Before me earth divided; through the cleft
A gushing radiance dimm'd the eye of noon.
In structure all of diamond, self-pois'd,
Amid redundant light, a chariot hung
Triumphal. Twelve transparent horses breath'd
Beams from their nostrils, dancing beams of day
Shook from their manes. In lineaments of man,
Chang'd to immortal, with a shape enlarg'd,
A stature lengthen'd, there the mighty soul
Of Sparta's king apparent shone. His wounds
Shot forth a starlike splendour. Round in cars
Triumphal too arrang'd, the stately forms
Of those whom virtue led to share his doom,
And consecrate Thermopylæ to fame.
To me these words the glorious shape address'd:


Go to the sage Hellanodics, the just
Elean judges of Olympian palms:
In that wide concourse celebrate my death.
Let my example gen'ral Greece inspire
To face her danger; let the Spartan shield
Protect th' Athenians, else I died in vain.


Attention mute th' Hellanodics command:
The thick'ning crowd is hush'd. The bard proceeds,
While inspiration swells his copious breast,
Flames in his eye, and thunders from his voice.
Parnassian Phoebus he invok'd, the pow'r
Of prophecy and song. His aid is due
In celebration of the man who heard
The oracle from Delphi, and obey'd.
'A king deriv'd from Hercules must die
'For Lacedæmon.' Who obedient heard?
Leonidas: he left his household gods,
His wife belov'd, his offspring; at the gate
Of Greece, Thermopylæ, he fought, he fell:
With him what heroes?

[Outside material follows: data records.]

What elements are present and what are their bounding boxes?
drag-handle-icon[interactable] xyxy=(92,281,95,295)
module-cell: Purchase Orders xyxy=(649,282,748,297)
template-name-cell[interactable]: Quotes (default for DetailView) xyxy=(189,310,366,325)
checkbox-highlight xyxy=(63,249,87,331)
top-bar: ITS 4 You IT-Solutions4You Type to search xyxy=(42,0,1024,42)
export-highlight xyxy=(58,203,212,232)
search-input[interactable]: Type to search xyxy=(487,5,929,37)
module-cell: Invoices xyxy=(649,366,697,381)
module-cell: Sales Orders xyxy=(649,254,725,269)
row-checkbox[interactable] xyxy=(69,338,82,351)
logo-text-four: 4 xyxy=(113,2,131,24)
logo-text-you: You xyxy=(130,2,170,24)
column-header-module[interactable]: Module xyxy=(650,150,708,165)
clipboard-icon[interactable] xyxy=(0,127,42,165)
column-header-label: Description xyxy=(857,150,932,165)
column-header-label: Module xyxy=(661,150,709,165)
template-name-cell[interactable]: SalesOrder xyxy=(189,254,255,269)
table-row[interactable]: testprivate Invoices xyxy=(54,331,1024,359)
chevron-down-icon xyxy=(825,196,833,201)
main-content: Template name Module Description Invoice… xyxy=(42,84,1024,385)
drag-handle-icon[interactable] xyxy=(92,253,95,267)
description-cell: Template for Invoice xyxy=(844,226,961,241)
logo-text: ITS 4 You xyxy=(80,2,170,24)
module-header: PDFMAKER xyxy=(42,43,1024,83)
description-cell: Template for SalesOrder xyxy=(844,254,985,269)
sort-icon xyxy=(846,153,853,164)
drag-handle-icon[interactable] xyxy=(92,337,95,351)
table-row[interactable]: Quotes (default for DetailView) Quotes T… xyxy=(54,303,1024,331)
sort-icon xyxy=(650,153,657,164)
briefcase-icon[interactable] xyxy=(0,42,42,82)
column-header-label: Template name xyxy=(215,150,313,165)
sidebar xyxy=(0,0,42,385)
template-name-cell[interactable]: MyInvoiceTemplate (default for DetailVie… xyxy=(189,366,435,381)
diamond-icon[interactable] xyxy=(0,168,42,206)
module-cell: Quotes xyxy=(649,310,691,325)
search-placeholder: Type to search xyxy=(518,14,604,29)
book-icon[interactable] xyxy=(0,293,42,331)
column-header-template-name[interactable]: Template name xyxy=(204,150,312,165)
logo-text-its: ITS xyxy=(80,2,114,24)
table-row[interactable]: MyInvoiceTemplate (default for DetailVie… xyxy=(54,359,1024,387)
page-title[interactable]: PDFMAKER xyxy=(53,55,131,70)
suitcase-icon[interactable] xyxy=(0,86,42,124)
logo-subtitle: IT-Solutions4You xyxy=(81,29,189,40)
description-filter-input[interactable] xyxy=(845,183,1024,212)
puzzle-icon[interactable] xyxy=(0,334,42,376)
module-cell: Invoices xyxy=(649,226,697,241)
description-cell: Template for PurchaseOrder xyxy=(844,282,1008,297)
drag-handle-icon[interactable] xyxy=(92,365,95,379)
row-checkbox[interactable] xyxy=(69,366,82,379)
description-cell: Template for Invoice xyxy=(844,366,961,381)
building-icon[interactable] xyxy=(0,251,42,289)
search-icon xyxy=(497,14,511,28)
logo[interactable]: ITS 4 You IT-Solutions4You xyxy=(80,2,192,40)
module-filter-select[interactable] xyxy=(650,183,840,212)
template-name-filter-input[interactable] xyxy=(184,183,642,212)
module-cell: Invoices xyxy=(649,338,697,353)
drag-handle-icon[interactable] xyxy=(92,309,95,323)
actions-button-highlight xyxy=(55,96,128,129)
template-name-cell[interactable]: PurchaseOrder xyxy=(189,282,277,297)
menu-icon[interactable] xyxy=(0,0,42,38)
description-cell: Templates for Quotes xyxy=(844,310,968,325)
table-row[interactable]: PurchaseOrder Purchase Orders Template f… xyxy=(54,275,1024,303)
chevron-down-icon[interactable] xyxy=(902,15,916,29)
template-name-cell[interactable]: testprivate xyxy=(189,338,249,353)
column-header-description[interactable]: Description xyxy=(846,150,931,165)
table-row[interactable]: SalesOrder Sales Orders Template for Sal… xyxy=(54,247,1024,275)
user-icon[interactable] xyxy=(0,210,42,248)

Alpheus, Maron bled,
There Agis, there Dioneces, the seer,
Megistias, bold Diomedon, the youth
Of Dithyrambus, Thespia's hoary chief,
Demophilus; for you they all expir'd:
Rise, Greeks, revenge their fall! in that revenge
Your laws, your manners, and religion save.
You who aspire to these Olympic wreaths,
The brightest guerdon to a Grecian brow,
Yet will you linger, till Barbaric arms
Annihilate th' Olympiad? Not to die
Leonidas invites; no, Greeks, to live!
Surmounting foes enervate by the dread
His death impress'd, to fill your cup of life
With virtuous glory, to enjoy your hopes
In peace, in years and merit then mature
Be his companions in cternal bliss.


Such was the substance; but in swelling phrase
At large, full tide of poesy and zeal,
Flow'd his high-ton'd, enthusiastic song.